Once, when I went to the bar to get a beer, I was paying, and as the fellow took handed me my change, another alarmed-looking Indian ran up, said a few frantic words, and the cashier reached into the box, grabbed the money and ran. . As I was relating this story to my friends back at the mats, the music suddenly stopped. This could only mean one of two things: either someone had tripped over the extension cord, (this happens frequently, sometimes putting whole towns in the dark) or the police had come. Or possibly the police had come and one of them had tripped over the cord. .
After watching bright headlights shine out from far above on the hilltop, and much commotion among our Indian hosts, finally the music came back on. All was well, the bribe had worked.
Perhaps the police commander had chastised his men: "Three thousand rupees?!?! Haven't I taught you bumblers better than that?! Go back and get two thousand more!! My wife needs a new blender!!" In any case, we were safe, and began to enjoy ourselves again.
We finally started to leave around 4 am, with an Aussie who's name for the life of me I can't remember.
We walked a little way towards town, and the Aussie somehow remembered that he had a scooter back in the parking lot, and so went back to get it. Pulling up on his tiny scooter, we followed an old Indian tradition, Three on a Scooter. Our driver, the Aussie, was in good shape, as he did not drink, and I had been taking it pretty easy, so no problems there. Turtle, on the other hand, had nearly polished off the whole fifth of Old Monk, so we decided to put him in the middle where I could hold him up if he began to lean too much.

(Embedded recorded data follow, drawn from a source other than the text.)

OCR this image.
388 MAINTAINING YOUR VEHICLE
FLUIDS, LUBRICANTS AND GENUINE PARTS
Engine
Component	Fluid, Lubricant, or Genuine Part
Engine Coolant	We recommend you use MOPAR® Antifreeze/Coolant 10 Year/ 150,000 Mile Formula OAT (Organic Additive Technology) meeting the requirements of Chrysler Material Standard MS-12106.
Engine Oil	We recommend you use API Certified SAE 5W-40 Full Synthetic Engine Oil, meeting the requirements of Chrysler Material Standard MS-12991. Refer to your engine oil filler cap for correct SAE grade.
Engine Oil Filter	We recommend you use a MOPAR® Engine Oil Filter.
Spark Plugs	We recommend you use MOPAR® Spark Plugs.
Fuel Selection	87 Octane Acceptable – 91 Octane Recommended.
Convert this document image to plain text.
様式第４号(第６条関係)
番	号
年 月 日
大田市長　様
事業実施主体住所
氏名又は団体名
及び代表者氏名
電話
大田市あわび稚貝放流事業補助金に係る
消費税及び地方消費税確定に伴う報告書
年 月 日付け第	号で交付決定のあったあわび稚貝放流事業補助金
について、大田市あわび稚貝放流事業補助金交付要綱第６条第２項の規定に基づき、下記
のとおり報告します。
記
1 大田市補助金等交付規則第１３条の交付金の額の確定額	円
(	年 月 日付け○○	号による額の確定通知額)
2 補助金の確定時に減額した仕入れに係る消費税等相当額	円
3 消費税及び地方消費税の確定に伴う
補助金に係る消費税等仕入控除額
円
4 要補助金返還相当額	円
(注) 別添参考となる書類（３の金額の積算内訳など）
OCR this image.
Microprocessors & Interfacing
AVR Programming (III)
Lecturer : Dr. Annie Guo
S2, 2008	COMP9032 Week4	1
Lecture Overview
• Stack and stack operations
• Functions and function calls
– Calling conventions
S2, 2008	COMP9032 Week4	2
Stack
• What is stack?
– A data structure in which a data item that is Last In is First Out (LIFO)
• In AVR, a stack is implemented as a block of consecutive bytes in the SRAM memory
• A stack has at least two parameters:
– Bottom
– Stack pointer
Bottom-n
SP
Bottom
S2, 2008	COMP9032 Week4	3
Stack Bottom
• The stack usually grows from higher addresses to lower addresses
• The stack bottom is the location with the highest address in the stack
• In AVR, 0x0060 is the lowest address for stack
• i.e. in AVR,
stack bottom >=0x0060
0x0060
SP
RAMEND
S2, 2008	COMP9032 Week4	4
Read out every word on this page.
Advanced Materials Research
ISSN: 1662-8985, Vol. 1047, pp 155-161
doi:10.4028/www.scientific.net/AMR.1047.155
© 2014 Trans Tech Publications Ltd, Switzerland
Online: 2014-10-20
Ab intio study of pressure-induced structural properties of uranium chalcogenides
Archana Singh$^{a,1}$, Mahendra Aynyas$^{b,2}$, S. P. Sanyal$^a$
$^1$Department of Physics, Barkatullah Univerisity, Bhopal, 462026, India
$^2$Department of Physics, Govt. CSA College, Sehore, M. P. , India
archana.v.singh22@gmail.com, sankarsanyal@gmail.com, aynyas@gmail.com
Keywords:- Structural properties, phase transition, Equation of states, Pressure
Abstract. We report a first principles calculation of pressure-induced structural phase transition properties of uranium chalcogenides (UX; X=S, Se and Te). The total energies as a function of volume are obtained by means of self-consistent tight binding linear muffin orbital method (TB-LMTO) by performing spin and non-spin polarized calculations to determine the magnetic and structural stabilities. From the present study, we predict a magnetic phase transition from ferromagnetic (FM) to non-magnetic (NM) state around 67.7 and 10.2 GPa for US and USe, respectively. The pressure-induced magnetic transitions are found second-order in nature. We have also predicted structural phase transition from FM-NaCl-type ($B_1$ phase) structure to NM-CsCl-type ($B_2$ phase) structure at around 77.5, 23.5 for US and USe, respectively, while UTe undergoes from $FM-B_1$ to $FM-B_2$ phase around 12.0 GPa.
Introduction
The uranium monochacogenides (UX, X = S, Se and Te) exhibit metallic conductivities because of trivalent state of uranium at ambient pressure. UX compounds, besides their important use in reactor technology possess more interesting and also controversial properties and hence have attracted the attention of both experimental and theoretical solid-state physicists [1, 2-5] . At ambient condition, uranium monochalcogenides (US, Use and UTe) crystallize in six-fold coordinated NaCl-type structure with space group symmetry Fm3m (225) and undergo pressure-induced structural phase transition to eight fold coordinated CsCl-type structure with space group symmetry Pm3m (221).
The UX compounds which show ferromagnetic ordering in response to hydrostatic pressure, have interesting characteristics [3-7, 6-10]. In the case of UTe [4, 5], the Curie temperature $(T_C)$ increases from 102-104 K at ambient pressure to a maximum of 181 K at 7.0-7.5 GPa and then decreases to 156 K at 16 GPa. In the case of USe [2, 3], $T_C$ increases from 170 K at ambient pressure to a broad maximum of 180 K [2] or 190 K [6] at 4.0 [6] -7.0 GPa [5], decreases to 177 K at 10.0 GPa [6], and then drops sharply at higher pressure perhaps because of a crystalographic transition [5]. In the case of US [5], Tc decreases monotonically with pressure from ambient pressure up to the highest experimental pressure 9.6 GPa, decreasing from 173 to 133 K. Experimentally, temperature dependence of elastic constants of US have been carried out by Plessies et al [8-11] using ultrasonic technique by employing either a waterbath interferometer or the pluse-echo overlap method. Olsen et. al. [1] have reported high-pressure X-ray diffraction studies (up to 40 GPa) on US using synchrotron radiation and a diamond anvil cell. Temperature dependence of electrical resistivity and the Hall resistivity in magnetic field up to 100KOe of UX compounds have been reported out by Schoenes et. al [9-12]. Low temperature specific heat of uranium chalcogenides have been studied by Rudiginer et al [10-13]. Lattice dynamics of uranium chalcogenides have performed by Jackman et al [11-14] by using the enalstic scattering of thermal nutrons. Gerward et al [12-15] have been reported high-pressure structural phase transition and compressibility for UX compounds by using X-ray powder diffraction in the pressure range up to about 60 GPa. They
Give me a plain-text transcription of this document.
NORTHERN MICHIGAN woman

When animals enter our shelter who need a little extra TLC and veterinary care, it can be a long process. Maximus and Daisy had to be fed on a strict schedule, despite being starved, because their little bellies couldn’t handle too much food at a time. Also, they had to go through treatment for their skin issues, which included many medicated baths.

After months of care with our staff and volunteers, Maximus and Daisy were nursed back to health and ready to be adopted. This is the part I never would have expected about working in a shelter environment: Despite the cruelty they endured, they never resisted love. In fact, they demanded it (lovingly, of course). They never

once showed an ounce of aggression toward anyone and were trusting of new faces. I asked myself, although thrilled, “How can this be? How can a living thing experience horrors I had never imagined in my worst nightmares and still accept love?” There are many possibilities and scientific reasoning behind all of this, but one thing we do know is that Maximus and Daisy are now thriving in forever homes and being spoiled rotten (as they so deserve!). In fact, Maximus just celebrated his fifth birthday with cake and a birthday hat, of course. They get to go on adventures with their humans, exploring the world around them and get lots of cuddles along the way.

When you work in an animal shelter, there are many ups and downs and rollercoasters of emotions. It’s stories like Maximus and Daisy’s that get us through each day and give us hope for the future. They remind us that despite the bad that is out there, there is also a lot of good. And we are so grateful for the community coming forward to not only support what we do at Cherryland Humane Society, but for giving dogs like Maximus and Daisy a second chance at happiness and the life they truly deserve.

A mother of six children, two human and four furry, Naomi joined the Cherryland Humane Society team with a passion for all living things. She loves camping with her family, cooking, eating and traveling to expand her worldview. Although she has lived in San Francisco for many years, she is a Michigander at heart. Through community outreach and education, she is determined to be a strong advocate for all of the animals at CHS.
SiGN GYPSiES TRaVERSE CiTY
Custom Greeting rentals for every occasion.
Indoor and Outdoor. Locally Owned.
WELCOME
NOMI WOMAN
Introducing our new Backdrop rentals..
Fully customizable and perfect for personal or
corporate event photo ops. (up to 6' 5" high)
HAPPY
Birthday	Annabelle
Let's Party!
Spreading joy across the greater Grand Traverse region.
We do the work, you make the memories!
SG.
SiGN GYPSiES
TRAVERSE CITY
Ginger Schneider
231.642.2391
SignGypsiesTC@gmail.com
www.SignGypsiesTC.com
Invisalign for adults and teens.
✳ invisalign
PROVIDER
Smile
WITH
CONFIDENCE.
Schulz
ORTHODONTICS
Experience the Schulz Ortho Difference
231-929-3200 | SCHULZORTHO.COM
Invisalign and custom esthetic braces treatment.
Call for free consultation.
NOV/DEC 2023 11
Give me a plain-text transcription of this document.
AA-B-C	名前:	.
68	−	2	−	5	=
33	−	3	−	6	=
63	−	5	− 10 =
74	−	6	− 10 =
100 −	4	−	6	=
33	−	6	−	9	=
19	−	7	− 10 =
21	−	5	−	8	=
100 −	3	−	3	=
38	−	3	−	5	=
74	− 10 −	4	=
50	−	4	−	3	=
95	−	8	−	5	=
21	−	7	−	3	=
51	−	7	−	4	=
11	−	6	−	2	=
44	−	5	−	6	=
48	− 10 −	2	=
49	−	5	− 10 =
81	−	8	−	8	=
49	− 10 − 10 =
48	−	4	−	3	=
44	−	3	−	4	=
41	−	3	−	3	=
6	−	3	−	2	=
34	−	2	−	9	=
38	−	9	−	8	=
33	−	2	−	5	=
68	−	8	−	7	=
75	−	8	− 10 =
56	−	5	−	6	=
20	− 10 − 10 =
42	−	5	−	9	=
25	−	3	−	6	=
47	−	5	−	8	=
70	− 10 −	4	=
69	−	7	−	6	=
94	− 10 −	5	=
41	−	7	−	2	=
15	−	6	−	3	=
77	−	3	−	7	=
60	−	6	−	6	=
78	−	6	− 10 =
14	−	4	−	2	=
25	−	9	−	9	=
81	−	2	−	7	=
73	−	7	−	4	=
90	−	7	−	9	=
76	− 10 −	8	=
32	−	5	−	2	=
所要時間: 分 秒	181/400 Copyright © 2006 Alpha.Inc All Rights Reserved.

This arrangement turned out best, as with Turtle whooping, holding his arms wide with a king's in one hand and the Old Monk in the other, even 10 km/hr seemed like 100. . .
Miraculously we made it back to the Villa Elena, and upon entry to our little "courtyard" we ran into my mysterious neighbor Joy, whom I had seen kept odd hours, and twitched a lot. Turns out the Aussie knew him from Bangladesh, and so we all sat on the railing of his front porch and smoked, talking until almost sunrise. That is, all except our old friend Turtle, who fell asleep on the concrete and would not be roused.
I awoke fairly early and had a nice relaxing day, ending up back at the surf club for dinner with Phil, Maggie, Theresa and Ray at the big table. They said they saw Turtle hobbling about with a bamboo cane, hunched and squinting, and generally looking like the name of the rum he had drank--Old Monk. After a bit, the Old Monk himself came in and sat with us, and to the chuckling of all declined a beer, saying he would never drink again. . It takes many mornings waking up saying that before it finally sticks.
I stayed up until about midnight talking with my friends, the three of whom would be taking the train to Jaipur for the festival in the morning.
After breakfast and a good and sweet goodbye, they put their packs on and off they went, Theresa giving everyone a kiss and a warm hug. Perhaps we shall meet again. Stranger things have happened. . . .
My first gig in India, a rave, and sweet goodbyes.